From Russes with love: the early-20th-century gay genius of Nijinsky, Diaghilev, and the Ballets Russes comes alive in a major exhibition at the Baltimore Museum of Art. (art).
Thirty of those costumes, along with nearly 80 sketches and renderings of costume and set designs, are on display at the Baltimore Museum of Art from February 12 to May 4. Last exhibited in the United States in 1998, the selections are from the collection of the Wadsworth Atheneum Museum of Art in Hartford, Conn. The "merging of performing arts and fine arts" shown here, curator Katy Rothkopf says, made the Ballets Russes "revolutionary."
Also revolutionary was the company's famously radical dancer and choreographer Vaslav Nijinsky, who had a five-year relationship with Diaghilev and who became "the first significant icon available to men coming to terms with their homosexuality," according to Kevin Kopelson, author of The Queer Afterlife of Vaslav Nijinsky.
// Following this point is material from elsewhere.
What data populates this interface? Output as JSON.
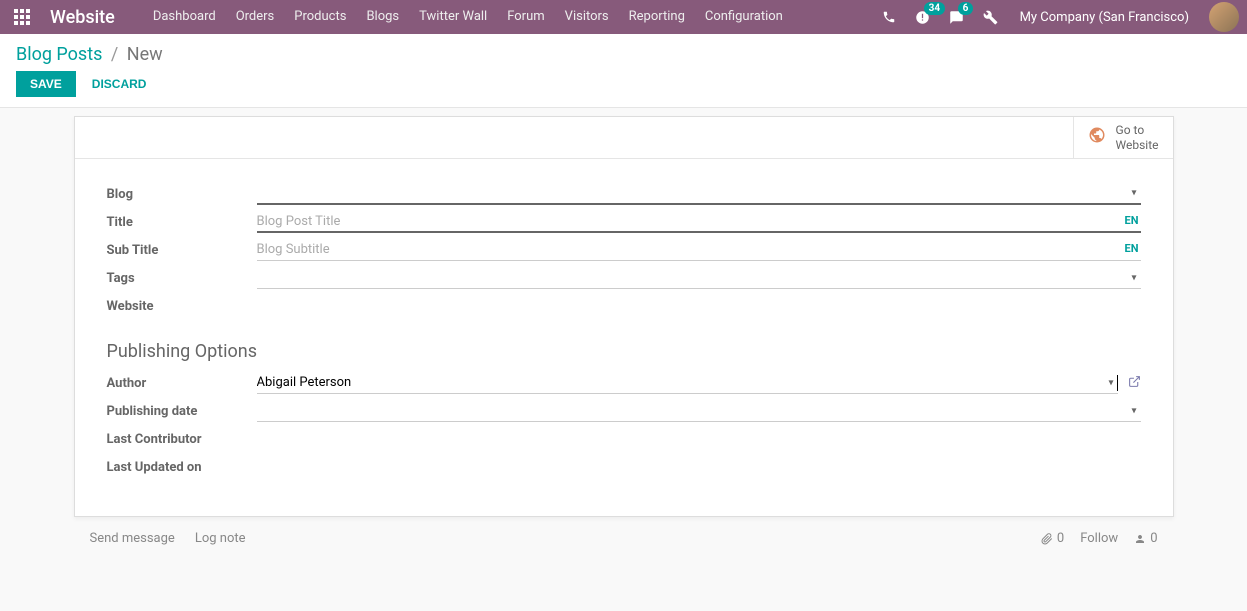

He is captured in the exhibition through designer Leon Bakst's rendering of Nijinsky's skintight costume from L'Apres-midi d'un faune (The Afternoon of a Faun).
The costumes and renderings "will be of interest to gays and lesbians who'd like to visualize an important chapter in the history of Western sexuality," Kopelson says. "The costumes in particular were most readily appropriable by men (and women) who fantasized about being Nijinsky--even if they didn't fancy being gay."
Dehnart has written for Salon.com.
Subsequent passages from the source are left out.